Dive Brief:
- A nearly-$600 million budget shortfall has landed some green energy subsidies on the chopping block in Kansas, where legislators are considering shortening property tax breaks for wind power facilities.
- Opponents argue the subsidies are necessary because the wind industry is a young, environmentally friendly industry, but others argue that a 10-year limit on property tax exemption would allow projects to be developed while still boosting revenues.
- Some also believe property tax exemptions for wind farms has driven up taxes for state residents, and may also be unfairly boosting the price of traditional generation.
Dive Insight:
Kansas Gov. Sam Brownback (R) has made headlines nationwide for his aggressive spending cuts and ensuing budget shortfalls, and now it looks like renewable energy incentives could be on the chopping block to fill holes in the state's finances.

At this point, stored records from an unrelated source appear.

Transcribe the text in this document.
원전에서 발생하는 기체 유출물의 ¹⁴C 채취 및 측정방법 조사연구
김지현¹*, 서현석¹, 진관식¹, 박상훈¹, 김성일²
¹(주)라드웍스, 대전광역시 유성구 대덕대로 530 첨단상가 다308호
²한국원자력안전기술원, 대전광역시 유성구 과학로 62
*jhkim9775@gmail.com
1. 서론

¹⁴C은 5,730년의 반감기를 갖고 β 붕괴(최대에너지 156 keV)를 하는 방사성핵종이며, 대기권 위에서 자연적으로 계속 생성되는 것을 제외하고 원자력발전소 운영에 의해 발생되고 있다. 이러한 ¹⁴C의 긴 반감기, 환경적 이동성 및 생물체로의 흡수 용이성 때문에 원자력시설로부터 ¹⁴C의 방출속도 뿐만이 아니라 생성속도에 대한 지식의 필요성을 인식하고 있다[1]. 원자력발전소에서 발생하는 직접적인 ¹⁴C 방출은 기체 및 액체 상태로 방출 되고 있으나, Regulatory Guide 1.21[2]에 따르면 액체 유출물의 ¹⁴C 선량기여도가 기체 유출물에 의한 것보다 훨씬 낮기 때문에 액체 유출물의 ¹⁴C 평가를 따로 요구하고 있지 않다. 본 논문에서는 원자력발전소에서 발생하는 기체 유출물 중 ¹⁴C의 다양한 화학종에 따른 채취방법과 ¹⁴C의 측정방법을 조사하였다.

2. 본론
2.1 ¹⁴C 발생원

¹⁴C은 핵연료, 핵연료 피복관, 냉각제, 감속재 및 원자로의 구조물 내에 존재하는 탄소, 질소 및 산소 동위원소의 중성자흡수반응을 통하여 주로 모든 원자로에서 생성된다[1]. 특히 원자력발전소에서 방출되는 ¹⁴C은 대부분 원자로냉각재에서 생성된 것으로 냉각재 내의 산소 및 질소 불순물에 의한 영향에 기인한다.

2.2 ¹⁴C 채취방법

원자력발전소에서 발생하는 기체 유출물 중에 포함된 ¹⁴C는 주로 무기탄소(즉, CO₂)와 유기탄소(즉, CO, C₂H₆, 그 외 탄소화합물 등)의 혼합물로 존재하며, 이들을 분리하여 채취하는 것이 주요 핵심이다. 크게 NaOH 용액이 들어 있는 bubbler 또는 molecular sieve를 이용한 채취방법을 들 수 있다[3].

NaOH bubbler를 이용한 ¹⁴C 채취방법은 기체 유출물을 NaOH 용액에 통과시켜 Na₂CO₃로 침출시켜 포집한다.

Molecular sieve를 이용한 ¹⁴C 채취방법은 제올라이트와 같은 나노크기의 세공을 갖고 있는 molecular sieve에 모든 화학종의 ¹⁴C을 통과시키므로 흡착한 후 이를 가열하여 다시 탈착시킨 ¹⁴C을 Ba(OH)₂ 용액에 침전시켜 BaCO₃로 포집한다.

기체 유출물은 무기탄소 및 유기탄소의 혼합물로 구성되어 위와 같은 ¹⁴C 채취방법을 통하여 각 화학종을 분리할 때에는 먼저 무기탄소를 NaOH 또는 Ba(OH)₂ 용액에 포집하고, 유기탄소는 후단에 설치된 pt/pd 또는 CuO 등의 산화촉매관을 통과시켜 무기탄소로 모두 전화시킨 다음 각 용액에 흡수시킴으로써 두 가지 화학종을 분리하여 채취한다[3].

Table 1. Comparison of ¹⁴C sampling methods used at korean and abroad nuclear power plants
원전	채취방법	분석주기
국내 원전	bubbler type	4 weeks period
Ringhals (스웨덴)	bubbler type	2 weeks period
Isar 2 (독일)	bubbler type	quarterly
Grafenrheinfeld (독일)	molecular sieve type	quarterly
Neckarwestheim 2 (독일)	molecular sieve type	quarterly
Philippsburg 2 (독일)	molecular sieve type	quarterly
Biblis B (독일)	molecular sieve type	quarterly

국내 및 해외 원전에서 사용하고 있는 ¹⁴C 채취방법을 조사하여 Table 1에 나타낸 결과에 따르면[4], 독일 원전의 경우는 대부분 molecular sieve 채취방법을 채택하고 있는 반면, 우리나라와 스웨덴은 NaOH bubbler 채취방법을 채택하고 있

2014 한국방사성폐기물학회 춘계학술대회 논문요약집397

Since 1999, the Lawrence Journal-World reports, the industry has been receiving a lifetime exemption on property tax. But with Kansas facing a budget shortfall, those incentives are now being reconsidered.
"Giving property tax exemptions to private companies, regardless of the rationale, only increases
everyone else’s property tax. Local government spending is not curtailed to absorb the exemption," Dave Trabert, president of the conservative think tank the Kansas Policy Institute, said in written testimony for the Kansas House Taxation Committee.
Trabert said payments on tax-exempt wind farms for 2013 totaled $8.6 million while the state's department of revenue estimated the tax on those farms would have been be $117.1 million. "If these wind farms were paying their fair amount of property tax, local government could reduce taxes on everyone else by $108.4 million," he said.
Legislators in Kansas have recently tried but failed to repeal the state's renewable portfolios standards. They voted twice last year, and narrowly lost, to roll back the standard, which climbs to 15% in 2015 and 20% in 2020.